Articolo pubblicato su Ragionpolitica 22 aprile 2009
"Al di là della differente retorica e delle modalità diverse d’azione dalla amministrazione Bush, Obama non è certo un pacifista. Lo dimostra l’invio di nuove truppe in Afghanistan (17.000 uomini) e la richiesta, semi rifiutata, di compiere uno sforzo ulteriore ai pigri alleati della Nato. Il presidente americano coadiuvato dal generale Petraeus ha infatti deciso di cambiare strategia nelle operazioni in Afghanistan, dopo ben 8 anni di guerra. Prima che si arrivi a rubricare il conflitto afghano come una delle tante “guerre senza fine”, Obama ha scelto di impegnarsi cercando di stabilizzare i due paesi a rischio, uno dei quali, il Pakistan, detentore di armi nucleari. Ma la situazione non è semplice.
Davanti agli Stati Uniti stanno tre opzioni – secondo il professor Paul Rogers conoscitore a fondo della realtà asiatica ed esperto di relazioni internazionali all’univerisà di Bredford - tutte di non facile scelta. La prima sostiene che la guerra contro i Talebani, appoggiati da Al Qaida, non può essere vinta ma deve essere contenuta entro un rischio ragionevole. Quindi a Kabul devono rimanere un numero sufficiente di soldati (stime sostengono 60.000 uomini) per un numero indefinito di anni. La seconda opzione afferma che anch’ora la guerra può essere vinta, ma è necessario compiere un ulteriore sforzo militare raggiungendo la ragguardevole cifra di 100.000 soldati e impegnandosi a fondo nell’opera di ricostruzione del paese –fatto, incredibile a dirsi, che non è fino ad oggi avvenuto. La terza, la meno ortodossa, porta una tesi paradossale: sono gli eserciti occidentali la causa della cronicizzazione della guerra che non cesserà fino a quando essi rimarranno sul territorio afgano. Solo un loro ritiro ed una loro sostituzione con truppe di peace building dell’ONU provenienti da paesi mussulmani potrà porre una svolta al conflitto.
Quale scegliere? Come al solito la realtà offre una serie di dati a favore di ogni scelta. A vantaggio della prima ipotesi vi un dato incontrovertibile. Negli ultimi mesi sono aumentati gli attentati a Kabul e il Pakistan è stato raggiunto da un’ondata di violenza capeggiata dai talebani locali. Ma anche la seconda opzione ha frecce nel suo arco: non è forse vero che le truppe Nato e americane si trovano ad affrontare non più di 20000 insorgenti e per maggior parte nella zona meridionale del paese o a Kabul, a differenza dei sovietici che dovettero affrontare una resistenza diffusa e di massa? Si calcola che quella guerra causò la morte di circa un milione di persone, secondo l’analisi di Peter Bergen ("Graveyard Myths", International Herald Tribune, 30 marzo 2009).
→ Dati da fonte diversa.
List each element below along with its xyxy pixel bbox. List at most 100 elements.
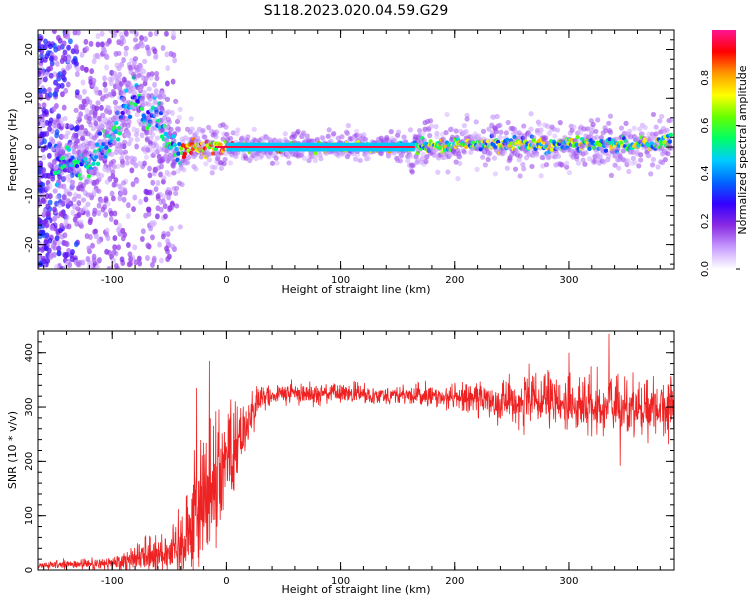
spectrogram-cell <box>99 104 104 111</box>
spectrogram-cell <box>521 166 527 172</box>
spectrogram-cell <box>164 30 169 37</box>
spectrogram-cell <box>638 152 644 158</box>
spectrogram-cell <box>38 187 43 194</box>
spectrogram-cell <box>67 191 73 197</box>
spectrogram-cell <box>608 172 615 178</box>
spectrogram-cell <box>188 116 194 122</box>
spectrogram-cell <box>83 152 89 158</box>
spectrogram-cell <box>41 198 47 205</box>
spectrogram-cell <box>444 111 450 118</box>
spectrogram-cell <box>74 220 80 227</box>
spectrogram-cell <box>420 130 426 136</box>
spectrogram-cell <box>75 159 81 164</box>
spectrogram-cell <box>528 126 534 132</box>
spectrogram-cell <box>205 124 212 130</box>
spectrogram-cell <box>603 128 609 134</box>
spectrogram-cell <box>38 45 42 52</box>
spectrogram-cell <box>186 154 193 160</box>
spectrogram-cell <box>126 141 132 147</box>
spectrogram-cell <box>114 120 119 126</box>
spectrogram-cell <box>150 179 156 186</box>
spectrogram-cell <box>668 117 674 123</box>
spectrogram-cell <box>618 125 625 131</box>
spectrogram-cell <box>177 224 183 230</box>
spectrogram-cell <box>623 120 629 126</box>
spectrogram-cell <box>282 131 288 137</box>
spectrogram-cell <box>148 120 154 126</box>
spectrogram-cell <box>93 228 99 235</box>
spectrogram-cell <box>110 169 116 175</box>
spectrogram-cell <box>435 169 441 175</box>
spectrogram-cell <box>55 194 61 200</box>
spectrogram-cell <box>99 198 105 204</box>
spectrogram-cell <box>147 143 153 150</box>
spectrogram-cell <box>180 139 186 145</box>
spectrogram-cell <box>564 160 570 166</box>
spectrogram-cell <box>410 162 416 168</box>
spectrogram-cell <box>165 65 171 72</box>
spectrogram-cell <box>428 123 435 129</box>
spectrogram-cell <box>505 119 511 126</box>
spectrogram-cell <box>70 48 76 55</box>
spectrogram-cell <box>84 233 90 240</box>
spectrogram-cell <box>114 146 120 152</box>
spectrogram-cell <box>102 48 107 55</box>
spectrogram-cell <box>132 194 138 201</box>
spectrogram-cell <box>172 246 177 253</box>
spectrogram-cell <box>455 175 461 182</box>
spectrogram-cell <box>657 118 663 124</box>
spectrogram-cell <box>38 41 41 48</box>
spectrogram-cell <box>175 126 182 132</box>
spectrogram-cell <box>487 150 493 156</box>
spectrogram-cell <box>59 222 64 229</box>
spectrogram-cell <box>139 34 144 41</box>
spectrogram-cell <box>507 156 513 162</box>
spectrogram-cell <box>148 75 154 81</box>
spectrogram-cell <box>46 66 51 73</box>
spectrogram-cell <box>61 69 67 76</box>
spectrogram-cell <box>575 160 582 166</box>
spectrogram-cell <box>145 242 151 249</box>
colorbar-tick-label: 0.6 <box>700 118 711 134</box>
spectrogram-cell <box>517 153 523 159</box>
spectrogram-cell <box>613 136 619 142</box>
spectrogram-cell <box>110 134 117 140</box>
spectrogram-cell <box>440 136 446 142</box>
spectrogram-cell <box>160 44 166 51</box>
spectrogram-cell <box>533 152 540 158</box>
spectrogram-cell <box>105 122 111 129</box>
spectrogram-cell <box>235 127 241 133</box>
spectrogram-cell <box>48 72 54 79</box>
spectrogram-cell <box>96 238 102 245</box>
spectrogram-cell <box>63 240 69 247</box>
spectrogram-cell <box>357 157 363 164</box>
snr-y-tick-label: 300 <box>24 397 35 416</box>
spectrogram-cell <box>554 127 561 133</box>
spectrogram-cell <box>163 131 168 137</box>
spectrogram-cell <box>209 170 215 176</box>
spectrogram-cell <box>89 169 95 175</box>
spectrogram-cell <box>45 203 51 210</box>
spectrogram-cell <box>79 187 86 193</box>
spectrogram-cell <box>482 162 488 168</box>
spectrogram-cell <box>160 107 166 114</box>
spectrogram-cell <box>239 135 245 141</box>
spectrogram-cell <box>75 119 81 125</box>
spectrogram-cell <box>70 248 75 255</box>
spectrogram-cell <box>274 160 280 166</box>
spectrogram-cell <box>87 115 93 122</box>
spectrogram-cell <box>129 167 135 174</box>
spectrogram-cell <box>54 132 60 139</box>
spectrogram-cell <box>45 185 50 192</box>
spectrogram-cell <box>630 155 636 161</box>
spectrogram-cell <box>48 55 54 62</box>
spectrogram-cell <box>423 158 429 165</box>
spectrogram-cell <box>104 145 109 150</box>
spectrogram-cell <box>543 162 550 168</box>
spectrogram-cell <box>113 129 118 135</box>
spectrogram-cell <box>57 71 63 78</box>
spectrogram-cell <box>258 153 265 159</box>
spectrogram-cell <box>45 257 51 264</box>
spectrogram-cell <box>68 123 74 129</box>
spectrogram-cell <box>56 239 62 246</box>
Comunque sia, la situazione rimane irta di difficoltà e gli Stati Uniti devono affrontare una bruttissima crisi regionale. Cambiamenti epocali come la globalizzazione, regionali quali il risorgere del fondamentalismo islamico e la rivoluzione iraniana, crisi locali – si vedano ad esempio le guerre del Golfo, quelle afgane, la crisi israelo palestinese, le tensioni con l’Iran- si trovano per la prima volta uniti in una stessa unica grande cornice geografica che ha fatto saltare definitivamente le vecchie categorie di “Medio Oriente” , “Asia Centrale” e “Asia Meridionale”. I differenti conflitti, anche a causa della loro pervicacia, si sono inscatolati l’uno nell’altro rendendo la situazione un puzzle complicatissimo. Ne è un esempio il difficile e complicato rapporto tra Stati Uniti e Iran. Il regime degli Ayatollah è impegnato in un confronto-scontro su più fronti con gli Stati Uniti, che lo vede ora stare dalla parte degli Stati Uiniti, ora acerrimo nemico. Da una parte minaccia di distruzione Israele, costruisce l’atomica, arma e finanzia Hezbollah e Hamas; dall’altra, in Irak è ben contento della cacciata di Saddam e di veder al potere i suoi amici sciti, fatto fino a pochi anni fa inconcepibile. Ma gli iraniani furono anche ben contenti di vedere cacciati i Talebani, loro acerrimi nemici e così adesso la loro maggiore paura è che una eventuale ridimensionamento occidentale riporti al potere quel regime acerrimo nemico degli sciti e di quella minoranza nel paese; non solo: anche il confinante Pakistan nel caos, terra del fondamentalismo sunnita salafista e dotato di atomica, non è certo uno scenario allettante.
Quello che da lontanissimo sembra chiaro è che le differenti crisi ormai sono interconnesse, che una soluzione non potrà esservi se non sul piano regionale, che per ogni questione è necessario coinvolgere il maggior numero di partner e che anche l’unica e solitaria superpotenza da sola non può farcela ad affrontare in modo coerente e vittorioso più conflitti allo stesso tempo. Forse una soluzione sta nel porsi obiettivi più raggiungibili, vedendo nella garanzia di stabilità e sicurezza anche i suoi vantaggi, differenziando il piano di lungo periodo da quello di medio e breve e mischiando politiche di intervento con quelle di contenimento.
Le ricette non sono facili, ma anche Bush era più realista della sua retorica".